Some software developers are opting to engage in a new role known as a vibe coding cleanup specialist. I’ll be exploring the details of this new role in my next posting.
How We Got Here
Software developers who already know how to write code have been extensively playing around with generative AI to do code generation for quite a while. Years on end. The reality is that leaning into an LLM to aid you in producing code is not a new idea. The main stumbling block was that the AI wasn’t very good at the task.
Partially, this was because there had not been a concerted effort to train AI on code. The focus was on getting AI to chat with people. Along the way, AI was getting exposure to online postings of programming code. This led to a sideline aspect of the AI being able to generate code. It was a happenstance.
After successfully rounding the corner of generating text, the AI makers shifted into a mode of concentrating on code. They collected gobs of programming code and fed this into the pattern-matching training process. The capability of generating code was no longer a sideshow or hidden amidst the shadows.
Being able to generate code was finally getting a chance to shine in the bright lights of another erstwhile reason to use generative AI and LLMs.
Vibe Coding Gets Coined
Most software developers who were using generative AI to generate code were doing so without much fanfare. This task was so under-the-radar that there wasn’t a handy name for it. If you talked with a software builder, they might go into a lengthy explanation of what they were doing. A succinct and catchy label was sorely needed.
Andrej Karpathy, an AI luminary who is a co-founder of OpenAI and previously served as a prominent AI leader at Tesla, turned the tide when he happened to come up with a clever name for this process of using LLMs to generate code. His now-famous tweet, posted on February 2, 2025, suddenly launched into the worldwide viewpoint an otherwise quasi-underground activity taking place unceremoniously across the field of AI (excerpts):
- “There’s a new kind of coding I call ‘vibe coding’, where you fully give in to the vibes, embrace exponentials, and forget that the code even exists. It’s possible because the LLMs (e.g., Cursor Composer w Sonnet) are getting too good.”
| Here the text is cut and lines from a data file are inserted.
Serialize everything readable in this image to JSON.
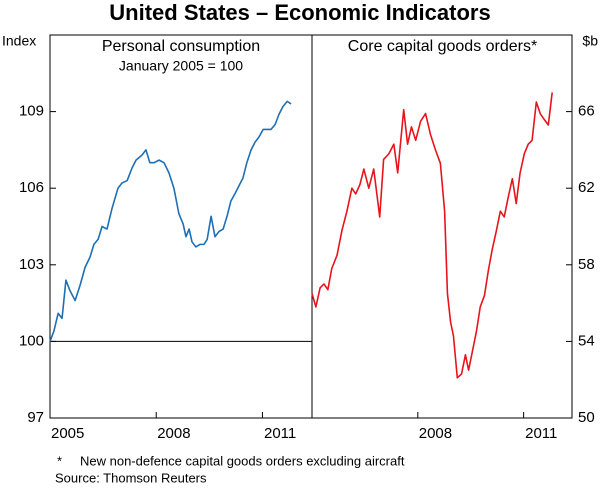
{
  "title": "United States – Economic Indicators",
  "footnote": {
    "marker": "*",
    "text": "New non-defence capital goods orders excluding aircraft"
  },
  "source": "Source: Thomson Reuters",
  "chart_data": [
    {
      "type": "line",
      "title": "Personal consumption",
      "subtitle": "January 2005 = 100",
      "ylabel": "Index",
      "yaxis_side": "left",
      "color": "#1f6fb5",
      "hline": 100,
      "xlim": [
        2005,
        2012.4
      ],
      "xticks": [
        2005,
        2008,
        2011
      ],
      "ylim": [
        97,
        112
      ],
      "yticks": [
        97,
        100,
        103,
        106,
        109
      ],
      "x": [
        2005.0,
        2005.11,
        2005.23,
        2005.34,
        2005.45,
        2005.56,
        2005.71,
        2005.85,
        2005.99,
        2006.13,
        2006.24,
        2006.36,
        2006.47,
        2006.61,
        2006.75,
        2006.92,
        2007.03,
        2007.18,
        2007.32,
        2007.43,
        2007.6,
        2007.71,
        2007.82,
        2007.94,
        2008.08,
        2008.22,
        2008.36,
        2008.5,
        2008.64,
        2008.76,
        2008.84,
        2008.93,
        2009.01,
        2009.12,
        2009.24,
        2009.35,
        2009.44,
        2009.55,
        2009.66,
        2009.77,
        2009.89,
        2010.0,
        2010.11,
        2010.23,
        2010.34,
        2010.45,
        2010.56,
        2010.68,
        2010.79,
        2010.9,
        2011.02,
        2011.13,
        2011.24,
        2011.36,
        2011.47,
        2011.58,
        2011.7,
        2011.81
      ],
      "values": [
        100.0,
        100.4,
        101.1,
        100.9,
        102.4,
        102.0,
        101.6,
        102.2,
        102.9,
        103.3,
        103.8,
        104.0,
        104.5,
        104.4,
        105.2,
        106.0,
        106.2,
        106.3,
        106.8,
        107.1,
        107.3,
        107.5,
        107.0,
        107.0,
        107.1,
        107.0,
        106.6,
        106.0,
        105.0,
        104.6,
        104.1,
        104.4,
        103.9,
        103.7,
        103.8,
        103.8,
        104.0,
        104.9,
        104.1,
        104.3,
        104.4,
        104.9,
        105.5,
        105.8,
        106.1,
        106.4,
        107.0,
        107.5,
        107.8,
        108.0,
        108.3,
        108.3,
        108.3,
        108.5,
        108.9,
        109.2,
        109.4,
        109.3
      ]
    },
    {
      "type": "line",
      "title": "Core capital goods orders*",
      "ylabel": "$b",
      "yaxis_side": "right",
      "color": "#e8141c",
      "xlim": [
        2005,
        2012.4
      ],
      "xticks": [
        2008,
        2011
      ],
      "ylim": [
        50,
        70
      ],
      "yticks": [
        50,
        54,
        58,
        62,
        66
      ],
      "x": [
        2005.0,
        2005.11,
        2005.23,
        2005.34,
        2005.45,
        2005.56,
        2005.71,
        2005.85,
        2005.99,
        2006.13,
        2006.24,
        2006.36,
        2006.47,
        2006.61,
        2006.75,
        2006.92,
        2007.03,
        2007.18,
        2007.32,
        2007.43,
        2007.6,
        2007.71,
        2007.82,
        2007.94,
        2008.08,
        2008.22,
        2008.36,
        2008.5,
        2008.64,
        2008.76,
        2008.84,
        2008.93,
        2009.01,
        2009.12,
        2009.24,
        2009.35,
        2009.44,
        2009.55,
        2009.66,
        2009.77,
        2009.89,
        2010.0,
        2010.11,
        2010.23,
        2010.34,
        2010.45,
        2010.56,
        2010.68,
        2010.79,
        2010.9,
        2011.02,
        2011.13,
        2011.24,
        2011.36,
        2011.47,
        2011.58,
        2011.7,
        2011.81
      ],
      "values": [
        56.5,
        55.8,
        56.8,
        57.0,
        56.7,
        57.8,
        58.5,
        59.8,
        60.8,
        62.0,
        61.7,
        62.2,
        63.0,
        62.0,
        63.0,
        60.5,
        63.5,
        63.8,
        64.3,
        62.8,
        66.1,
        64.3,
        65.2,
        64.5,
        65.5,
        65.9,
        64.8,
        64.0,
        63.3,
        60.8,
        56.5,
        55.0,
        54.3,
        52.1,
        52.3,
        53.3,
        52.5,
        53.5,
        54.5,
        55.8,
        56.4,
        57.7,
        58.8,
        59.8,
        60.8,
        60.5,
        61.5,
        62.5,
        61.2,
        62.8,
        63.8,
        64.3,
        64.5,
        66.5,
        65.9,
        65.6,
        65.3,
        67.0
      ]
    }
  ]
}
- “When I get error messages, I just copy paste them in with no comment, usually that fixes it. The code grows beyond my usual comprehension, I’d have to really read through it for a while.”
- “Sometimes the LLMs can’t fix a bug so I just work around it or ask for random changes until it goes away.”
- “It’s not too bad for throwaway weekend projects, but still quite amusing. I’m building a project or webapp, but it’s not really coding – I just see stuff, say stuff, run stuff, and copy paste stuff, and it mostly works.”
I suppose this is proof that a single tweet or social media posting can sometimes shake up the globe and become a startling phenomenon.
Keeping Cool Headed
You hopefully observed that the tweet that launched the vibe coding catchphrase included rather qualifying or moderating remarks. There is an indication that vibe coding “mostly works” versus always works. Another crucial remark is that vibe coding is “not too bad for throwaway weekend projects.”
The point being that if you are trying to use generic generative AI to produce a production-ready bulletproof full-sized app, you are currently barking up the wrong tree. Vibe coding is not at that stage. Someday, yes, but not conventionally now (there are efforts underway to devise specialized LLMs that can achieve those ends, built for that vaunted purpose).
You are now in the know about vibe coding. If you want to be a vibe coder, check first to see if the generative AI you are using provides a vibe coding penchant. Most of the major generic LLMs do, and there are specialized LLMs that provide such a service as their core competency. Go ahead and then play around and kick the tires on doing some vibe coding.
At some point, you’ll want to study up on how to do vibe coding. There are insightful techniques involved. Doing well requires prompt engineering savviness. And, just like the old line about how to get to Carnegie Hall, the answer is that you’ll need to abide by three significant words, namely practice, practice, and practice.
Keep doing so until you get the right vibes on doing vibe coding as a vibe coder.